For instance, various groups had been shuttling in and out of that
auditorium all day. Daniels and his band came onstage cold, with no sound
check. They had trouble with the levels on the mic for the bassist (string
double bass with a mic hookup), who had to stop playing and adjust on his
amplifier several times until he got it where they wanted it. Similarly,
when he and the drummer got way out during the first few bars of the first
number, lesser musicians would have had to stop and start over. If the
bassist (who looked odd with the rest of the group, since he was a Navy guy,
in uniform--the strak haircut, the works--and about 30 years younger than
the others) had had the slightest insecurity on his changes, he never would
have been able to do what he did, which was stop for a bar, catch the
drummer and come back in again, seamlessly. (Daniels gave an amusing twist
to the situation by having the group play, "Can't Get Started," as the
second number.)

Daniels, when he switched from tenor to clarinet, had reed trouble.
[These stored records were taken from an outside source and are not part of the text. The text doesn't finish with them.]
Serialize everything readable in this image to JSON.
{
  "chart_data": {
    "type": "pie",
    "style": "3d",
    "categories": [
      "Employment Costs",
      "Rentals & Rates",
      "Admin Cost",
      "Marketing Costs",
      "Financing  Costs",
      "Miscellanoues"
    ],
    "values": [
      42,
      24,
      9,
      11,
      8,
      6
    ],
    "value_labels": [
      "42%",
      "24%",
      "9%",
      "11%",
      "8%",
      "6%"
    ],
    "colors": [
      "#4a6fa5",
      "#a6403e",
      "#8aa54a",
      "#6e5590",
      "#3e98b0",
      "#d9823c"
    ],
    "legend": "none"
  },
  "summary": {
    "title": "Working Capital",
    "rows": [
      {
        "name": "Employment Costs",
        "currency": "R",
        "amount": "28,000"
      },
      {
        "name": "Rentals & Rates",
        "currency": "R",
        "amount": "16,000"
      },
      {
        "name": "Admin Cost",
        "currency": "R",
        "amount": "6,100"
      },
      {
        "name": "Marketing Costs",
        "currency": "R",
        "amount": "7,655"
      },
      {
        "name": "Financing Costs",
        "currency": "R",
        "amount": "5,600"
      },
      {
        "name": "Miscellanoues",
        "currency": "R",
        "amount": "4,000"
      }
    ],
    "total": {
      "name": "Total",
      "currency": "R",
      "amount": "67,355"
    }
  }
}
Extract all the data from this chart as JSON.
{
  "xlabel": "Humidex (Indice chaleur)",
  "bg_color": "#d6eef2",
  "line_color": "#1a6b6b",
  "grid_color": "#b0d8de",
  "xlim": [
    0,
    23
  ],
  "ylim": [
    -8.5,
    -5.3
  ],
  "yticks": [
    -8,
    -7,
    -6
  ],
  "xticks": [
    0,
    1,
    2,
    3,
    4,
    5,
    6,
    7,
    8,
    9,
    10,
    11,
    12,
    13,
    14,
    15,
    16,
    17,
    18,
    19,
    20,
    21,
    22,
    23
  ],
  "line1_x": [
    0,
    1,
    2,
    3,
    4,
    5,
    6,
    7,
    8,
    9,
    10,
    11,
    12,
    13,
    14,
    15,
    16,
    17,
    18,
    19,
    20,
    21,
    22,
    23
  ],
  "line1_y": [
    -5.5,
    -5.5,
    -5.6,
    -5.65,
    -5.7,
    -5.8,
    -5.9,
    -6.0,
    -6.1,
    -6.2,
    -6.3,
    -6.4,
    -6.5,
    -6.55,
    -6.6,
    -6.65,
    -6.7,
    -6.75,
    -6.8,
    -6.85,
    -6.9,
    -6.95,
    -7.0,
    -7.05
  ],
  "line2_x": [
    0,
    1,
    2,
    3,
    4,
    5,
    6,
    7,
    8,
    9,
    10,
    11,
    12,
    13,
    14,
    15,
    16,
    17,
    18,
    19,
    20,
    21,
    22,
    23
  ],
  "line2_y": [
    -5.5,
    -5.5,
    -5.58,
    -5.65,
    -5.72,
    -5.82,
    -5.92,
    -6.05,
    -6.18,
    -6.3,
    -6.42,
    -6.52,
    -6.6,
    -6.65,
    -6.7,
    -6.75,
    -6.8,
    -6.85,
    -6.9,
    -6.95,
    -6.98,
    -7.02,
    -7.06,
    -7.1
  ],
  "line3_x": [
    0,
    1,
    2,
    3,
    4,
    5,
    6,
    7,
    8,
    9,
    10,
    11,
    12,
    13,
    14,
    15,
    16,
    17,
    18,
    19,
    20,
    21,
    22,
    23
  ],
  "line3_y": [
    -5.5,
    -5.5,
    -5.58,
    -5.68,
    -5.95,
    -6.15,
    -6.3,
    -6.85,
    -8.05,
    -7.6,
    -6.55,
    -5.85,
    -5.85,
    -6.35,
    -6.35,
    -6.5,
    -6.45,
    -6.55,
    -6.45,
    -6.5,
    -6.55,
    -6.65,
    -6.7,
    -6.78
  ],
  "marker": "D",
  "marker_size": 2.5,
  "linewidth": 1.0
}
He
pointed to the other guys to take choruses in sequence, then walked to his
case, lying on the floor in the wings just offstage, where I could see him
from my seat as he changed his reed. Then he walked back onstage and came
back in. Once again, anybody with the slightest insecurity about the changes
would have been well and truly bollixed. I hope the younger folks in the
audience picked up this unspoken lesson that doing the homework pays off.

Great day altogether--mixed salad of music from finest to (shrug) "eh," with
dozens of performers ranging from exceptional pros to top students. Made me
want to come home and practice until my lips fall off.